Что такое быть сапером или связистом и тащить катушку? А танки? Сидишь в коробке и знаешь, что если тебя подобьют, то все. На Курской дуге был подбит танк, который вела женщина. Так она выскочила, немцы пытались окружить махину. Экипаж вступил в перестрелку, и их отбили, спасли. А что такое – держать аэростат в ПВО, такую махину? Многие после войны были не способны иметь семью и детей.

М.И. Калинин вручает правительственную награду А.И. Масловской

– Многие этих детей теряли. Всех разом.

– Да, можно вспомнить историю Епистинии Степановой, у которой было 9 сыновей, и все они погибли. Вернулся только один, и прожил недолго.

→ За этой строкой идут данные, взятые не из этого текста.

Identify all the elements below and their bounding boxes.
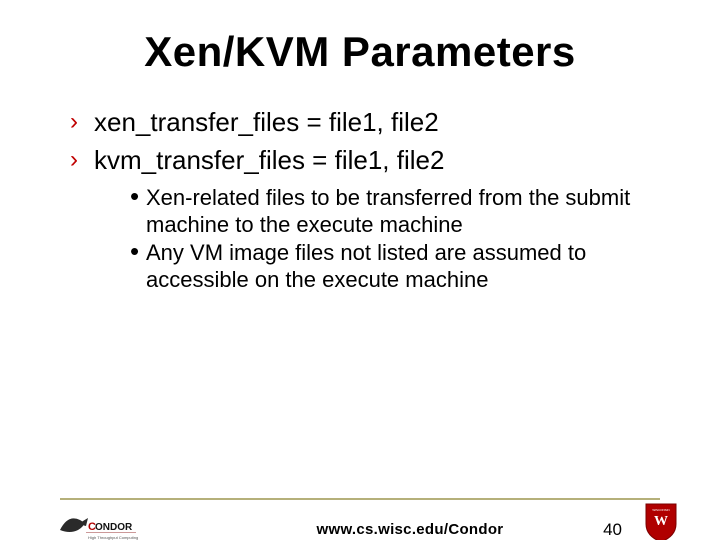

Женщин не надо смешивать с грязью, а просто отдавать им должное. Потому что женщины, которые прошли фронт, не могли иметь детей – от переохлаждения, от поднятия тяжестей, потеряв любимых, они не могли создать семью.

Мы должны относиться уважительно. Как бы они ни были мужественны, все-таки они представители слабого пола. Женщины заслужили благодарное и нежное отношение.

Я не за то, чтобы нагнетать ужасы, особенно в праздничные дни. Я думаю, что 9 мая – великий день, и мы должны, отдавая дань и память павшим, говорить, что жизнь продолжается.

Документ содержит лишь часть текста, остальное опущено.